While Hackett has witnessed some concerted effort from carriers to create more sophisticated claims processes, it is still lagging behind where the plaintiffs are at and too intertwined with other departments.

“I think there’s a lot of overlap between claims and underwriting to be effective in this volatile market,” he said.

“We’re entering a year of high volatility with the global conflicts, current macroeconomic trends and with an election cycle coming up. The only way to combat this is to be able to iterate quicker, and the only way to iterate quicker is to get a better data signal earlier.”

In an interview with Insurance Business, Hackett spoke about why brokers are an important piece of the insurance puzzle to create a more trusting experience for customers and why carriers may be looking to do more tech partnerships/acquisitions as MGAs become more advanced.

“There just isn’t that trust between the carrier and the small business” – Counterpart CEO

Before starting Counterpart, Hackett said he had owned several small businesses.

The CEO noted that insurance companies can be a valuable ally for businessowners because of their ability to deal with adverse outcomes.

“This can be very complicated stuff, and some of these risks can be existential to a smaller enterprise,” he said.

However, there is a large disconnect between insureds and their insurers, and Hackett said: “There just isn’t that trust between carrier and the small business.”

“I don’t blame them. It’s never been [there], it’s never felt like a partnership before.”

This is where agents and brokers, especially those with sophisticated tools at their disposal, can help bolster confidence in insurance products and the industry.
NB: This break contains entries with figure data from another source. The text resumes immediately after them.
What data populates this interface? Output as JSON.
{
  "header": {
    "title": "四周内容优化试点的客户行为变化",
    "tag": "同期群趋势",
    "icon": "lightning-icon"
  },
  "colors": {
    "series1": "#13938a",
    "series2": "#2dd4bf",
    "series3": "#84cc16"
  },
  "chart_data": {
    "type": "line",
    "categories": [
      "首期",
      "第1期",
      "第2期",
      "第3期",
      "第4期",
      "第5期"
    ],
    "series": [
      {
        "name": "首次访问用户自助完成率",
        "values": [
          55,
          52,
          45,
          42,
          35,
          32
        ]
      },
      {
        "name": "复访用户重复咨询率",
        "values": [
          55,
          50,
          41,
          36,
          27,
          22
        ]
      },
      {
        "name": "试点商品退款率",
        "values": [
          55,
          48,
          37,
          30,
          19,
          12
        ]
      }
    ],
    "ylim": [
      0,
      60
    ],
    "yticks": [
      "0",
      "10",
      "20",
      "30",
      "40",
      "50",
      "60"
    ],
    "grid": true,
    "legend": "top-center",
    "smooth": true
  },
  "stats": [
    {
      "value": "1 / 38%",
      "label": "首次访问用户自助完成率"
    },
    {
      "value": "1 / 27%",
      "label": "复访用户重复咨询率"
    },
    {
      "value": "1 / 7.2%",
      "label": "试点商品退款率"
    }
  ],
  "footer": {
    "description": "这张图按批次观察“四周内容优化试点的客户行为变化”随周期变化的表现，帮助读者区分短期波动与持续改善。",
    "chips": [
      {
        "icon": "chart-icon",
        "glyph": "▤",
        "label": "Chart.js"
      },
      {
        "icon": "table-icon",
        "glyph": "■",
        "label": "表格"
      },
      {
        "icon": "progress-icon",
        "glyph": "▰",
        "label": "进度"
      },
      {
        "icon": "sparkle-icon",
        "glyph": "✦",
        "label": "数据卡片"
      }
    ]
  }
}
“If they can find a way to tap into the resources from carriers or MGAs such as HR tools, harassment and discrimination training, or give them more transparency into claims trends, we can use this as a conduit to espouse our message that we’re in it together, our incentives are completely aligned,” Hackett said.

For Hackett, this must start at an internal level, as insurers need to find a way to create more transparency internally, with the advanced tools, insights and data they at their disposal, to forge more productive relationships with brokers and clients externally.

“I see this partnership between an insurance carriers, brokers and small business clients is one that requires continued investment, and I think there’s going to be mounting pressure to do so,” Hackett said.

“They’re seeing MGAs be quite successful at their own game” – Counterpart CEO

Having attended the InsureTech Connect (ITC) conference in Las Vegas, NV, for multiple years, Hackett has witnessed attendance grow with each successive edition, from both small and big players in the industry.

“It was a is big year for a lot of the smaller niche providers, everything from data, to underwriting automation, to claims to risk mitigation. There was every flavor of tool that you can imagine, and it was very well trafficked by a lot of big carriers,” he observed.

The CEO believes that this openness to learn and adopt new ways of working is showing how the tide is turning in insurance, where the old adage “if it isn't broke, don’t fix it” is becoming slowly irrelevant in the industry.

“They’re really starting to wrap our heads around what’s going on in this world, because they are seeing MGAs be quite successful at their own game,” Hackett said.

“These MGAs are able to do so by using home-rolled datasets, underwriting infrastructure, claims management, risk mitigation, which is quite beneficial.”

Hackett believes that this has resulted in more carriers wanting to acquire or partner with smaller insurtechs in order to gain a competitive edge in the market without having to build a whole new set of processes themselves.

“That’s not their core competency,” he said.

With Corvus being acquired by Travelers and Thimble by Arch Insurance recently, carriers are recognizing that it is going to take a while to organically build the technological capabilities of these smaller companies.

“Instead, they can do it for pennies on the dollar, relatively speaking, and get those capabilities today, to leverage their brand and start to compete,” Hackett said. “I think we can expect to see more of this kind of activity in 2024 and onwards.”